Они зашли в дом. Тепло дохнуло в лицо, слышалось дыхание спавших детей. Этот спокойный сумрак, этот воздух, головы детей, белевшие в полутьме, это была его жизнь, его любовь, его счастливая судьба. Ему вспомнилось, как он жил здесь холостым парнем ходил в синих галифе, в буденовке со звездой, курил трубочку с крышечкой, которую старший брат привез с германской войны. Этой трубочкой он гордился, она придавала ему лихой вид, и люди брали ее в руки и говорили: «хорошая вещь, интересная вещь». Он потерял ее перед женитьбой.

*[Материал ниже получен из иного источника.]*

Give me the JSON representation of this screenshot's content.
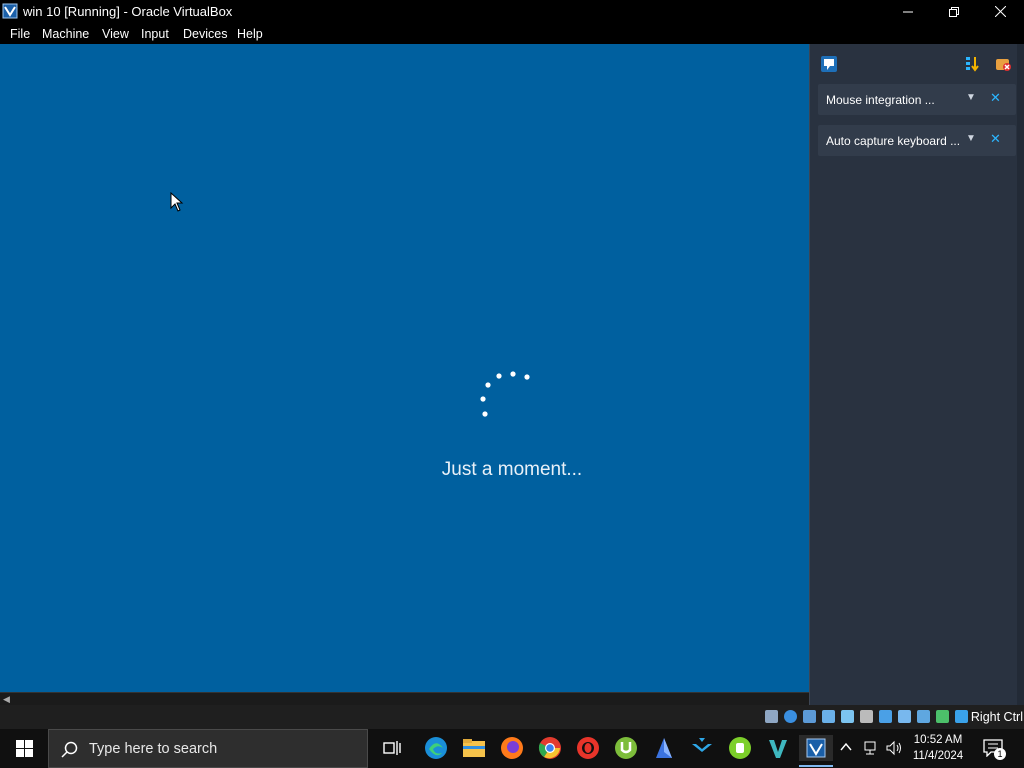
{
  "window": {
    "title": "win 10 [Running] - Oracle VirtualBox",
    "controls": [
      "minimize-icon",
      "restore-icon",
      "close-icon"
    ]
  },
  "menu": {
    "items": [
      "File",
      "Machine",
      "View",
      "Input",
      "Devices",
      "Help"
    ]
  },
  "vm_screen": {
    "background": "#00609f",
    "message": "Just a moment..."
  },
  "notifications": {
    "items": [
      {
        "text": "Mouse integration ..."
      },
      {
        "text": "Auto capture keyboard ..."
      }
    ]
  },
  "statusbar": {
    "host_key": "Right Ctrl",
    "icons": [
      "hard-disk-icon",
      "optical-drive-icon",
      "audio-icon",
      "network-icon",
      "usb-icon",
      "shared-folders-icon",
      "display-icon",
      "recording-icon",
      "cpu-icon",
      "mouse-integration-icon",
      "keyboard-capture-icon"
    ]
  },
  "taskbar": {
    "search_placeholder": "Type here to search",
    "apps": [
      "task-view-icon",
      "edge-icon",
      "file-explorer-icon",
      "firefox-icon",
      "chrome-icon",
      "opera-icon",
      "utorrent-icon",
      "app-blue-icon",
      "app-arrows-icon",
      "app-green-icon",
      "visual-studio-icon",
      "virtualbox-icon"
    ],
    "time": "10:52 AM",
    "date": "11/4/2024",
    "notification_count": "1"
  },
  "colors": {
    "accent": "#2bb6ff",
    "vm_bg": "#00609f",
    "panel_bg": "#293240"
  }
}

Он увидел лицо спавшей Насти и оглянулся на жену, и лучшим счастьем в мире показалось ему быть в этой избе, не уходить из нее. Этот именно миг стал самым горьким в его жизни миг, когда не умом, не мыслью, а глазами, кожей, костями ощутил он в этой сонной предрассветной тишине злую силу врага, которому нет дела ни до Вавилова, ни до того, что он любил и чего хотел. И с острой мукой и тревогой смешалось чувство любви к детям и жене. На минуту он забыл, что его судьба, судьба спавших на постели детей слилась с судьбой страны и жившего в ней народа, что судьба колхоза, в котором он жил, и судьба огромных каменных городов с миллионами горожан были едины. В горький час сердце его сжалось той болью, которая не знает и не хочет ни утешения, ни понимания. Ему лишь одного хотелось: жить в тех дровах, которые жена будет зимой класть в печь, в той соли, которой она будет солить картошку и хлеб, в том зерне, что привезет она за его трудодни. И он знал, что жить ему в их мыслях и воспоминаниях, и в пору обилия, и в дни недостачи, в час нужды.
Жена заговорила быстро, тихо, о детях и доме и словно упрекала мужа, точно он уходил по своему легкомыслию.
Ему стало обидно, но он понимал, что ей тяжело и она говорит все это, чтобы не прорвались из души тяжесть и боль.